Play relevant in wake of Bird Island book
ACTOR Gideon Lombard was debating the relevance of the play
Die Reuk Van Appels, based on the late Mark Behr’s bestseller about the 11-year-old son of an apartheid army general who discovers his friend in bed with his father.
Then, this month the relevance returned with a bang as apartheid-era military heavy General Magnus Malan hit the headlines amid allegations of paedophilia in the book, The Lost Boys of Bird
Island, which details the abuse of young boys by high-ranking National Party leaders.
“I remember when we started the play one-and-a-half years ago, it was not the focus then.

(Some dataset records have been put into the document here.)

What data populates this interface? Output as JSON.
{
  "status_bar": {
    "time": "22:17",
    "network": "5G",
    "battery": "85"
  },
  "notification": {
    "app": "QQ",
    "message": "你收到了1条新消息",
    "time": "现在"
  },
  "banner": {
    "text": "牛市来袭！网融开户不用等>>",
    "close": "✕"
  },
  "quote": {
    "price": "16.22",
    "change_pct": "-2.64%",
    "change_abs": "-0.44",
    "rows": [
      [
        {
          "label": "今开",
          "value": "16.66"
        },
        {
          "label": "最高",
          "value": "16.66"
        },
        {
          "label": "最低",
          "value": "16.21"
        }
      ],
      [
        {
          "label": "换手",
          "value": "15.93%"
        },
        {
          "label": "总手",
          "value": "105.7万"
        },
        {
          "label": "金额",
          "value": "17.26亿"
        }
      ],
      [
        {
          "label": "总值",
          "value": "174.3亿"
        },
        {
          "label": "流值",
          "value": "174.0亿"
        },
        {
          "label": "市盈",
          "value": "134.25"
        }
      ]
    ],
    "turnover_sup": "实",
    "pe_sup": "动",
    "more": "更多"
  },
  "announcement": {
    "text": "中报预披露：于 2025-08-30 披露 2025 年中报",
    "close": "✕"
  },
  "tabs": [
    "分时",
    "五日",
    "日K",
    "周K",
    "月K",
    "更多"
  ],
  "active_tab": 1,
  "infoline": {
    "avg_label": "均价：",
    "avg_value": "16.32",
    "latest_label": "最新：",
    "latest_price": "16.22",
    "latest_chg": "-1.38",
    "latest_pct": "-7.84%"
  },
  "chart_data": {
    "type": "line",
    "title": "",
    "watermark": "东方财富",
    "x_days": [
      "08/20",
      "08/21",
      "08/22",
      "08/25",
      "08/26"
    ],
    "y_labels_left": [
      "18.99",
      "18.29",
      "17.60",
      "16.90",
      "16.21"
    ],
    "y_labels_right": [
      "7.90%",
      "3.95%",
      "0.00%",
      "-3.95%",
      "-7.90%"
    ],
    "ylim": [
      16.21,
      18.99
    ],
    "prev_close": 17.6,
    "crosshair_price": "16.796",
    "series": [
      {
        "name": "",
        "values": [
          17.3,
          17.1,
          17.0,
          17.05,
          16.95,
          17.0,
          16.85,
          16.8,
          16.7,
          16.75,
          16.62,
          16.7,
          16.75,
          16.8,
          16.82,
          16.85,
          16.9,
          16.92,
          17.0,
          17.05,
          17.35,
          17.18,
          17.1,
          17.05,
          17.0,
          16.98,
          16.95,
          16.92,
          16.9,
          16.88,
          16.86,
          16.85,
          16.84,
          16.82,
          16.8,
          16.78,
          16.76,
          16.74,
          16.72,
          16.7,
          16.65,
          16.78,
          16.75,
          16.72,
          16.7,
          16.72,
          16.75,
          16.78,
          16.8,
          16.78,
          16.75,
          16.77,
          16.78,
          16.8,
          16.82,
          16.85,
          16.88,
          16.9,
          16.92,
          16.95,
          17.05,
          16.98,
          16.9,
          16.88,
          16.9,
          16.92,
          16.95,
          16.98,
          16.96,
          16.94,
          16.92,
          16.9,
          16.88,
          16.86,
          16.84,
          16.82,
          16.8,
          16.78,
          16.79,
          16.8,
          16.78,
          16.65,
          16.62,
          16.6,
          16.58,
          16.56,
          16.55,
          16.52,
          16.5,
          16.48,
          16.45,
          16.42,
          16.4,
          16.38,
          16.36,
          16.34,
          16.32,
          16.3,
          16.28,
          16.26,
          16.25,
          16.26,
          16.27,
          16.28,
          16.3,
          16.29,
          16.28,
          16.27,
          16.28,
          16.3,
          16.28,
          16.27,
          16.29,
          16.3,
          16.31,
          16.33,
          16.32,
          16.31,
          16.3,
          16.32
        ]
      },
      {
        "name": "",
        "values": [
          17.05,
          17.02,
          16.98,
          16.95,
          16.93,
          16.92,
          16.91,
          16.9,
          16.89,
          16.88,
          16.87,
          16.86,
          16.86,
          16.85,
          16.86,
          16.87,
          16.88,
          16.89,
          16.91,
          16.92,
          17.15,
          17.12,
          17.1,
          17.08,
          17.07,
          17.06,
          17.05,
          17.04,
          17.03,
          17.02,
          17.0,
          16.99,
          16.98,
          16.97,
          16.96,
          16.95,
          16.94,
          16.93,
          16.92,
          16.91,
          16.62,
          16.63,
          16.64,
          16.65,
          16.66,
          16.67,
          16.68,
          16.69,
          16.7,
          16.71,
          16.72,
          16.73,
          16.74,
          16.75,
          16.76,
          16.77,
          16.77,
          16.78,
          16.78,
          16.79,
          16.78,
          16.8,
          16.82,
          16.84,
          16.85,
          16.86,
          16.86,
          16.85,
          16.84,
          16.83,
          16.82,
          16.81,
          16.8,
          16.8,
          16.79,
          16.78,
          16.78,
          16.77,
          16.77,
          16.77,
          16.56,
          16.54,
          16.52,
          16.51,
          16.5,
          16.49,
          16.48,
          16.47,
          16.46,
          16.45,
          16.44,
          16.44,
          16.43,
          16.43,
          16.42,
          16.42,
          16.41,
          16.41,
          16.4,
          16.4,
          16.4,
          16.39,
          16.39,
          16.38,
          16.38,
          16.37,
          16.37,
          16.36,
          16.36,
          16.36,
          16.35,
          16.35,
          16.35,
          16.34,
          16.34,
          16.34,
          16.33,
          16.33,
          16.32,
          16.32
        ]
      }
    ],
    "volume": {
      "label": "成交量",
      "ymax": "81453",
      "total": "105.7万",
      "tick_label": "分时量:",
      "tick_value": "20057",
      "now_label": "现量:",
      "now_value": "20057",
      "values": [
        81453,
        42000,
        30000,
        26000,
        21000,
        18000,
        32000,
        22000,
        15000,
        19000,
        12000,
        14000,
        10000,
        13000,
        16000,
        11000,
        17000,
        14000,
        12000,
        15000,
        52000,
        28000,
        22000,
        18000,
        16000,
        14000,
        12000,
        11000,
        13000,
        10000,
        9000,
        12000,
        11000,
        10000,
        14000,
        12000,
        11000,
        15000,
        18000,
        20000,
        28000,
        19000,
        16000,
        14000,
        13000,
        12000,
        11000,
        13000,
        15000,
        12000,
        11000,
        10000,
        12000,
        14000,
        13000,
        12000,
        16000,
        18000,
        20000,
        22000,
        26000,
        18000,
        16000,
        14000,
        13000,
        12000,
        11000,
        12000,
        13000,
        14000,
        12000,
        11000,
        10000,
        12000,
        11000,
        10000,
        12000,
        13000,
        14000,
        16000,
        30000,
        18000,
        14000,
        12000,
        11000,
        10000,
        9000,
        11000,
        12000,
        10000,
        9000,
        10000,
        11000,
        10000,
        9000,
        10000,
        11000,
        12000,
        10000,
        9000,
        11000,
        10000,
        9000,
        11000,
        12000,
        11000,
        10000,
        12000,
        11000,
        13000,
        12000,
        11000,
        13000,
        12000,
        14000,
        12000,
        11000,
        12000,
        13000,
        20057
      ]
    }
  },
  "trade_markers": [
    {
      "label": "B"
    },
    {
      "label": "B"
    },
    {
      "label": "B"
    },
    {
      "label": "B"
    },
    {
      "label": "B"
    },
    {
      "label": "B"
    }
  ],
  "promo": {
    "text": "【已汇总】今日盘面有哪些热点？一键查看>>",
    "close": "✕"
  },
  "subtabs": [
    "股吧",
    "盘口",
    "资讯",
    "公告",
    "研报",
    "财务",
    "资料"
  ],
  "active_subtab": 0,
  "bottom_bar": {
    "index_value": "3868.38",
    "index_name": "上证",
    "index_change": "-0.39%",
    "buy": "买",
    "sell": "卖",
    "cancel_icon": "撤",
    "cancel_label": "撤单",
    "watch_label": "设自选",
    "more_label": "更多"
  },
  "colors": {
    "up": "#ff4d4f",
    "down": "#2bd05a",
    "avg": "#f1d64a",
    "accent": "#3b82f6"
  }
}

“It’s a sad irony that in some or other way, it is still necessary to do the play,” said 32-year-old Namibian-born Lombard.
He will perform his one-person show at the Hilton College Arts Festival.
“This story in itself can act as a cautionary tale for us,” said Lombard.
“There’s a misconception in Afrikaner culture to not talk about many things, especially with regards to the border war.”
It was not necessarily only sexual experiences, but also many others that fell under the weight of indoctrination that comes with this ideology and the damaging effects of not questioning it.
“What are the by-products of manipulation of power and megalomania?” asked Lombard.
He described the sudden link to the Bird Island allegations as “scary and unsettling”.
Although Behr, who spent part of his childhood in Durban and was educated at the Drakensberg Boys’ Choir School and at Hoërskool Port Natal, translated the book into an English edition
The Smell of Apples, Lombard believes it more fitting for the play to be in Afrikaans.
“I think it works very well in Afrikaans. That was also the forced language of the time.
“Afrikaans is also a very beautiful language on stage and with poetry. It’s onomatopoeic.
The son of university professors, Lombard grew up in Europe and the US, as well as Namibia, where his father was an active member of the Namibia Peace Plan Study and Contact Group, NPP435, which lobbied for the implementation of UN Resolution 435.
The resolution proposed a ceasefire and UN-supervised elections.
“In my younger years, I always thought our phone number in Windhoek was NPP435!” said Lombard.